A competent adult patient has the legal right to refuse transport and medical care. However, a patient who has just received naloxone is at significant risk of re-narcotization once the naloxone wears off. EMS providers should clearly explain this risk to the patient, document the explanation and the refusal thoroughly in the PCR (prehospital care report), offer harm reduction resources (naloxone kit, treatment referral), and ensure law enforcement or another responsible party is present if possible. Some systems have implemented 'against medical advice with follow-up' protocols where community health workers or peer support specialists make contact with the patient within hours of the incident. If there is any question about the patient's decision-making capacity (from residual intoxication), transport should be pursued.

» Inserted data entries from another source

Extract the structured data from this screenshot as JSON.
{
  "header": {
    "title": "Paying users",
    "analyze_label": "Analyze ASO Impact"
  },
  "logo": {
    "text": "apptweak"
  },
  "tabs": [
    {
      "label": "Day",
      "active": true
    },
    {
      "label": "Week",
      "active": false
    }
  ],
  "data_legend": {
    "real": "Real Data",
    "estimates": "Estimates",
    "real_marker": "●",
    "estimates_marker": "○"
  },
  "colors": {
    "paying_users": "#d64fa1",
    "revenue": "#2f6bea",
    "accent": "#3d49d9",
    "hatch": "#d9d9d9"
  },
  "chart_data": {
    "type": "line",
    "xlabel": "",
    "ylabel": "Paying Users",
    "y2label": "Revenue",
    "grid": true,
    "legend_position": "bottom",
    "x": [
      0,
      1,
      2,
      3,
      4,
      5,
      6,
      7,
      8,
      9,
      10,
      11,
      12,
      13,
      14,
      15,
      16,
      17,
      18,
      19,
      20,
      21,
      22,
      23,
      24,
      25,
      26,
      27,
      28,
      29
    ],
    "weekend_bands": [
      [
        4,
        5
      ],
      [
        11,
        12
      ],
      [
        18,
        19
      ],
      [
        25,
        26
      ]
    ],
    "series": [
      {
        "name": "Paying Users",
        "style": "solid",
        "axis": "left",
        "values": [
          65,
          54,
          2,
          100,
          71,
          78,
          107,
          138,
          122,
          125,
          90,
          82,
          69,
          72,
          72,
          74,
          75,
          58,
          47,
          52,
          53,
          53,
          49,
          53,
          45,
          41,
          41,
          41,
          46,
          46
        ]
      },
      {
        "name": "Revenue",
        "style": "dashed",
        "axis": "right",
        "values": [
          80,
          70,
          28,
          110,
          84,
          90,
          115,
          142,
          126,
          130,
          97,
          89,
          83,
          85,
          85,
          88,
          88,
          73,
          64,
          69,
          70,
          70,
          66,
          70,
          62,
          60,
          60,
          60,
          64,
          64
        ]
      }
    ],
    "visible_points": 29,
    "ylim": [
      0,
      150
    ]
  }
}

Community paramedicine and mobile integrated health programs are increasingly being deployed as proactive tools in the opioid crisis. Programs vary by jurisdiction but common models include: LEADS (Law Enforcement Assisted Diversion) co-response where paramedics or community health workers respond alongside police to overdose calls and offer immediate treatment linkage; post-overdose follow-up visits where CP paramedics visit overdose survivors within 24–72 hours to offer treatment resources and naloxone kits; frequent-utilizer programs addressing the repeat 911 caller population with case management; and hospital-to-home transition programs connecting post-overdose hospital patients with community support. Evidence from programs in cities including Gloucester, MA and Boston shows significant reductions in repeat overdose 911 calls among patients enrolled in CP follow-up programs.